Quoting President Collor's letter to the President of the EC that chances of an agreement being accepted by the Brazilian Congress would be rendered impossible if Brazil suffered a net loss in market access (as by rebalancing in agriculture support), Ricupero added that it would be a mistake to assume that the only outcome at Brussels would be total failure or absolute success. It was necessary to achieve a balanced result covering all areas and meeting objective criteria. The decisive criteria would be extent of concessions and the timeframe for implementation in traditional areas like agriculture and textiles.

Hugo Paemen speaking for the EC said the three areas where there were no texts were also the areas where "extreme positions" had made it impossible to reach a basis for negotiations.

In anti-dumping those with most open economies and were largest importers, and thus likely targets for dumping, had been confronted with exporters who questioned the need for effective antidumping provisions.

In TRIMs, Australia and the Third World countries had questioned the justification of any prohibitive actions, with some questioning even the existence of a mandate.

In Agriculture, the EC had been "under vociferous pressure" to eliminate the main elements of its double price system - variable levies, internal support and export restitution (subsidies). From the beginning the EC had made clear this was a non-starter, but that it was ready to negotiate without dismantling the basis of its present system. "In this as in others, all-or-nothing attitudes, which are the negation of real negotiations, have weighed heavily on the negotiating process".

The success or failure of the Ministerial meeting would depend upon ability of Ministers to reach political breakthroughs in the main areas of the negotiations.

In agriculture, where no real negotiations had taken place, while there were important disagreements, there was also agreement that the reforms should address the three main areas - internal support, market access and export competition as well as sanitary and phyto-sanitary regulations. "Our disagreement is over the depth and speed of the reform", Paemen said.

In market access, the EC had resisted pressures to reduce its offer based on an across-the-board reduction but a readjustment would be inevitable on the basis of present counter-proposals.

Third World countries could not escape responsibility for success of the Round and they like the ICs must agree to play by "all the rules". Within the limits of their economic development, the EC expected them to contribute to market opening.

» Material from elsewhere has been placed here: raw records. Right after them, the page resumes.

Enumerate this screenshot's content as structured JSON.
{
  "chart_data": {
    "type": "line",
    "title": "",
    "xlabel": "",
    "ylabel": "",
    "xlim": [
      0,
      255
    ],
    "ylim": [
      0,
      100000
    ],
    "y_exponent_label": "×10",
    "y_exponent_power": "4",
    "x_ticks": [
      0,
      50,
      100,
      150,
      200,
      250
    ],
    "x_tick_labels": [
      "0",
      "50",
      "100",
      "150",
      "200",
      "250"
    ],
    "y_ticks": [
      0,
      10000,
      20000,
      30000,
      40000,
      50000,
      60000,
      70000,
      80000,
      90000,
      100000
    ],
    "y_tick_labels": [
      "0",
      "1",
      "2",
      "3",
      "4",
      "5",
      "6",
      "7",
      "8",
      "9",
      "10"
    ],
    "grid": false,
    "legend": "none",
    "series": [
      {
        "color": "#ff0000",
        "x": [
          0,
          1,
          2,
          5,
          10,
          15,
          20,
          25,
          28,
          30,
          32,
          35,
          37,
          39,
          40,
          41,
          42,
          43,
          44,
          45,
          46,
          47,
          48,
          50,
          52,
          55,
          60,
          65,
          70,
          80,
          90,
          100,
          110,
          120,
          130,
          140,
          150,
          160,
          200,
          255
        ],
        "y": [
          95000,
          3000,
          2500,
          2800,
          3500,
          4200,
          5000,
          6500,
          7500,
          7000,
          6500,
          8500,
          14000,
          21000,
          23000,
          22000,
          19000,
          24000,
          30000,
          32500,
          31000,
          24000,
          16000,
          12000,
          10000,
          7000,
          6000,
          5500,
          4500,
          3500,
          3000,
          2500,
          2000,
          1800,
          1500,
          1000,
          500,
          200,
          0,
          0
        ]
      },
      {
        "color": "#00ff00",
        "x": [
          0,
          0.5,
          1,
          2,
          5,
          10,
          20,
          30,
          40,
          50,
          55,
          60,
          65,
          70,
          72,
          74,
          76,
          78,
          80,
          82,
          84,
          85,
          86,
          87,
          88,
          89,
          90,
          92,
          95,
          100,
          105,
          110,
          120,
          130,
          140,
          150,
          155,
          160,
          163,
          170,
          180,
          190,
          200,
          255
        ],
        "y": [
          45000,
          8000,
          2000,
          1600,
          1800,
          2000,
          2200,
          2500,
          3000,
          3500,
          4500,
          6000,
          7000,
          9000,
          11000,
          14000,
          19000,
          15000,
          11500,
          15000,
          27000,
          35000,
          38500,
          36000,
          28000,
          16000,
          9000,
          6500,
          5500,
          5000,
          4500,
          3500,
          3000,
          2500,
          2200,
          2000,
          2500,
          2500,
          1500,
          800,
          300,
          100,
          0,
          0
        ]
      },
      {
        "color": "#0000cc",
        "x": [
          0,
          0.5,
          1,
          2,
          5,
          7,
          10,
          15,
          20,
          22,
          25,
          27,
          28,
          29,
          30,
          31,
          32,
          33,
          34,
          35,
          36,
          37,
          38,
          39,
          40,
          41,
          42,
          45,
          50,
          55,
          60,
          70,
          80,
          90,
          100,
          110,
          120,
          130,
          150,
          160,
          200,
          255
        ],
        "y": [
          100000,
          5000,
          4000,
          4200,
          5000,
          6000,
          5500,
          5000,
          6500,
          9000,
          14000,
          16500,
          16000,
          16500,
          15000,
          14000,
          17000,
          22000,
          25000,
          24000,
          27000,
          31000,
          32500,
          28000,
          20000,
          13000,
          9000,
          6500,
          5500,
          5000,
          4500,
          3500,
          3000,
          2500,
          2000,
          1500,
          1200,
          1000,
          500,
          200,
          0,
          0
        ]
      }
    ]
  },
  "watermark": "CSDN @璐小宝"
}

In Textiles, which had never been effectively integrated into the multilateral rules, what was needed was concrete evidence of market opening for textile products worldwide, accompanied by clear GATT rules in key sectors - anti-dumping, subsidies and counterfeiting - so that integration could proceed and could be achieved.

The Services text was "extremely unsatisfactory" since it contained no substantive contribution to possible provisions on Financial Services. There was an "ocean of brackets" in the text, which it would be well nigh impossible for Ministers or even senior officials to distinguish substantive political options from technicalities. Ministers at Brussels would have to find rapidly a means to address the real issues.

The proposal over MFN (U.S. formulation for conditional MFN and perpetual derogation) would fundamentally undermine the prospects of a balanced outcome acceptable to all.

There was a collective responsibility to bring to fruition at political level the best of four years of work. It was not easy.

But the alternative and foreseeable consequences of failure of the Round "oblige us to extend our efforts and imagination to the limit in order to achieve the indispensable political breakthroughs in Brussels".